High-resolution measurement of long-range distances in RNA: pulse EPR spectroscopy with TEMPO-labeled nucleotides

Abstract

Structural information at atomic resolution of biomolecular assemblies, such as RNA and RNA protein complexes, is fundamental to comprehend biological function. Modern spectroscopic methods offer exceptional opportunities in this direction. Here we present the capability of pulse EPR to report high-resolution long-range distances in RNAs by means of a recently developed spin labeled nucleotide, which carries the TEMPO group directly attached to the nucleobase and preserves Watson-Crick base-pairing. In a representative RNA duplex with spin-label separations up to 28 base pairs (≈8 nm) we demonstrate that the label allows for a model-free conversion of inter-spin distances into base-pair separation (Δbp) if broad-band pulse excitation at Q band frequencies (34 GHz) is applied. The observed distance distribution increases from ±0.2 nm for Δbp = 10 to only ±0.5 nm for Δbp = 28, consistent with only small deviations from the "ideal" A-form RNA structure. Molecular dynamics (MD) simulations conducted at 20 °C show restricted conformational freedom of the label. MD-generated structural deviations from an "ideal" A-RNA geometry help disentangle the contributions of local flexibility of the label and its neighboring nucleobases and global deformations of the RNA double helix to the experimental distance distributions. The study demonstrates that our simple but strategic spin labeling procedure can access detailed structural information on RNAs at atomic resolution over distances that match the size of macromolecular RNA complexes.

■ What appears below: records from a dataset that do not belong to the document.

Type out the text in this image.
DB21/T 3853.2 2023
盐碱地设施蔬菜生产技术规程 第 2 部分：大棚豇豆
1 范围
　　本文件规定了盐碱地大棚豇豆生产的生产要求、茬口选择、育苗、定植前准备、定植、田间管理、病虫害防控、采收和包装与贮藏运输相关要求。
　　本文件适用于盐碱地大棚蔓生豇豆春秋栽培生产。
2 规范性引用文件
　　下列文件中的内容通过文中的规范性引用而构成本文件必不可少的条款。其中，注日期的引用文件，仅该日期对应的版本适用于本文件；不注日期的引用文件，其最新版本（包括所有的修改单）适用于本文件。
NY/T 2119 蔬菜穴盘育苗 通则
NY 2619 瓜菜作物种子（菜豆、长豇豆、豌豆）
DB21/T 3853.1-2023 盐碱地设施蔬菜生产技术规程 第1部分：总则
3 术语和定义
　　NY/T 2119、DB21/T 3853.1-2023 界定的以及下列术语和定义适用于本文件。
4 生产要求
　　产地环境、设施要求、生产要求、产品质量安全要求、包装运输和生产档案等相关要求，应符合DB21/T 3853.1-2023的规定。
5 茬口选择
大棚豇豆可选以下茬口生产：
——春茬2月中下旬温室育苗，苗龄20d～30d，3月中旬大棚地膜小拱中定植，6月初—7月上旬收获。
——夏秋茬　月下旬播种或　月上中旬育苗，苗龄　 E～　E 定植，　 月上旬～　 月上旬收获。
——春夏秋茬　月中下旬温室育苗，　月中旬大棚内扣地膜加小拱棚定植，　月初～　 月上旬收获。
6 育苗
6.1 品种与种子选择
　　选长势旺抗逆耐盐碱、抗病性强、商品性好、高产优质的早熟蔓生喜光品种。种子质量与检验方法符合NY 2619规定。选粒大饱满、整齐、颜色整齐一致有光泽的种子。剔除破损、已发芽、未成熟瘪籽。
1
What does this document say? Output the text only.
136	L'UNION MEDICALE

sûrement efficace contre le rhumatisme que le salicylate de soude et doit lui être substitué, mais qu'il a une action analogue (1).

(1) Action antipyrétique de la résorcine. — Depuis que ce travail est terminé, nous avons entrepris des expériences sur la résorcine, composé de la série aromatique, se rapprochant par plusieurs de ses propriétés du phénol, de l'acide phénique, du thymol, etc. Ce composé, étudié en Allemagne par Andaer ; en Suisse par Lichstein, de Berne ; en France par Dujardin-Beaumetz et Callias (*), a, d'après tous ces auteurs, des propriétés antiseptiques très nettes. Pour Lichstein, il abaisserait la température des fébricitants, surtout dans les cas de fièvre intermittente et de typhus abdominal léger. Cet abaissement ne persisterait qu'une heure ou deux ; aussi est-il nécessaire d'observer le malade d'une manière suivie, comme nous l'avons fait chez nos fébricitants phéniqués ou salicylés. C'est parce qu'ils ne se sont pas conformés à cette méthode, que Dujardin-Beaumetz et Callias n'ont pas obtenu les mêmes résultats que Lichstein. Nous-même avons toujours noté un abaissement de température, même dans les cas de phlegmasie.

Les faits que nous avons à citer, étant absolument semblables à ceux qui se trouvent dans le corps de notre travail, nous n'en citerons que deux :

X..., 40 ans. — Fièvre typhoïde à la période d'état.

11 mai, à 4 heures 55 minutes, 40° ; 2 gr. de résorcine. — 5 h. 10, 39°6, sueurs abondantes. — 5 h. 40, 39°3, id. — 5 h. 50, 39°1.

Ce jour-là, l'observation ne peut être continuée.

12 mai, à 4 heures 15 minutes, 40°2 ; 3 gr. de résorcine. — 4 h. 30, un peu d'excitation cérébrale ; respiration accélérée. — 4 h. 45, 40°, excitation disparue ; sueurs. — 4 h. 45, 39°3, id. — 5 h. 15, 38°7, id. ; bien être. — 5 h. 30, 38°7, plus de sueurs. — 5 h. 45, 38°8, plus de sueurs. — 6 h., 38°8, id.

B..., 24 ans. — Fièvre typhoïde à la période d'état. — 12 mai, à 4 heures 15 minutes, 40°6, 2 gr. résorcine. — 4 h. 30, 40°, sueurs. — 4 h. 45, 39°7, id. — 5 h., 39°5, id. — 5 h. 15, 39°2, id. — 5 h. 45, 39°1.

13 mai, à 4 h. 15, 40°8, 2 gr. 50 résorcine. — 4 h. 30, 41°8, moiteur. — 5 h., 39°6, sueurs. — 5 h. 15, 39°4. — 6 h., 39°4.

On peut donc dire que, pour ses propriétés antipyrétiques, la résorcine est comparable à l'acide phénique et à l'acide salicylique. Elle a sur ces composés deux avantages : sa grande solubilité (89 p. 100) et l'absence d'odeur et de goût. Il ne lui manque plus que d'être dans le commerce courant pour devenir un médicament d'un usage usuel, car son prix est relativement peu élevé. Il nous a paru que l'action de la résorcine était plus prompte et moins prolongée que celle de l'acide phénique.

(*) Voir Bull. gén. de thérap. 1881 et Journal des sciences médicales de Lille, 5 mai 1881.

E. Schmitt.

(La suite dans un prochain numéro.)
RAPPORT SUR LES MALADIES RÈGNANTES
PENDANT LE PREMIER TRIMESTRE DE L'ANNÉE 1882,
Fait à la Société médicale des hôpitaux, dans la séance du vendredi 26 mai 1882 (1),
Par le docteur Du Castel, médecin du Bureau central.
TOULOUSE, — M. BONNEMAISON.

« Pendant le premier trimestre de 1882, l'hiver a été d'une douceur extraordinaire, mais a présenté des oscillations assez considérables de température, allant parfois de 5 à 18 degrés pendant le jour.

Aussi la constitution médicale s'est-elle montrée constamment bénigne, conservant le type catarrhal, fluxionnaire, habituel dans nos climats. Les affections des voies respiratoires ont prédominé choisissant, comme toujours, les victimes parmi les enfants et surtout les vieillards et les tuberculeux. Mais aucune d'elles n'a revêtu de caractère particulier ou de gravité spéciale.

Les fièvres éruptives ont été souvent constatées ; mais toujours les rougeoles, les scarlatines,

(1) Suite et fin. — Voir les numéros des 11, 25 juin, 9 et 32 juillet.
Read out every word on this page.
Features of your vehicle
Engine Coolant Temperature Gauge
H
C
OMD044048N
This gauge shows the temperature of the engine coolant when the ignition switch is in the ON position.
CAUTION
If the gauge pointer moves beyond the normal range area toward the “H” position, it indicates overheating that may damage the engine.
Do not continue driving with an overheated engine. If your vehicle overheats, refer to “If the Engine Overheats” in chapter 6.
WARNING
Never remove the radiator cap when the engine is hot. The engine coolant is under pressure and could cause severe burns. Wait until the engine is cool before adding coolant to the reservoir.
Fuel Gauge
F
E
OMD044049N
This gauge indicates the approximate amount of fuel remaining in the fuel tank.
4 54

Fig. 1. Top: Chemical structure of N⁴-TEMPO-cytidine (C^T) spin label illustrating the base pairing with guanine. Bottom: The 34 base pair RNA duplex and hairpin employed in this study. Sequences of the RNA strands with C^T marked in red. Sample numbering, number of nucleotides pairs Δbp between the labels as well as sample concentrations for PELDOR/DEER are indicated.

Fig. 2. Top (a, b): Experimental Q-band nitroxide spectra from [13,28] RNA duplex and simulation illustrating the contributions of the three hyperfine transitions m_I = +1; 0; –1. Colored Lorentz lines approximate pump- (red) and detect- (blue) pulse excitation profiles for low -(a) and high-power (b) power setups. Bottom (a, b): Corresponding background corrected PELDOR/DEER traces (dots) and fits (red traces). Distance distributions are shown in insets. Arrow shows artifact due to orientation selection. Artifacts sensitive to background subtraction are marked by asterisks.

Fig. 3. Background corrected Q-band DEER traces (dots) of the 34 bp RNA duplex and hairpin, samples 1–8. Red lines are fits using Deer Analysis. Distance distributions are shown in inset. Experimental conditions: samples 1–6: Δν = 90 MHz, t(π, pump) = 12 ns (π, detect) = 24 ns; 7: Δν = 90 MHz, t(π, pump) = 16 ns (π, detect) = 24 ns. 8: Δν = –90 MHz, t(π, pump) = 26 ns (π, detect) = 16 ns. Modulation depths are normalized and were between 0.3 and 0.2 for samples 1–7 and 0.1 for sample 8. Upper inset: schematic structure of the 34 bp RNA (standard A-form) constructed with PyMOL and illustrating the orientation of the C^T labels toward inside of the duplex (side and top views). Labels inserted with dihedral angles of φ₁ = 77° (C₄, N₇, C₈, C₉) and φ₂ = 11° (C₅, C₄, N₇, C₈) (conformation 2, Fig. 5).

Fig. 4. Experimental distances vs. base pair separation between labeled cytosines for the investigated RNA duplexes. Error bars indicate uncertainty in the peak distance (see text). The correlation coefficient R² is 0.998. A small value of 0.14 nm is found for an intercept, but it is unknown whether this value is significant as it is close to the estimated distance uncertainty.

Fig. 5. Ab initio scan of the dihedral (φ₁–φ₂) potential energy surface and conformations of the six local minima. Some hydrogen atoms are not shown for clarity. The energies of the numbered local minima are given in Table S1.

Fig. 6. Structural ensembles and histograms of the inter-spin distances from the MD simulations of RNA helices labeled at positions (a) 6-16-28 and (b) 6-16-31. Structures and histograms from the first 17 ns are shown in black; those from the last 17 ns are in gray or in color. The N and O atoms of the TEMPO moiety are shown with purple (first 17 ns) and pink (last 17 ns) balls. The reported average distances and their standard deviations (in nm) are calculated from the entire 34 ns simulations.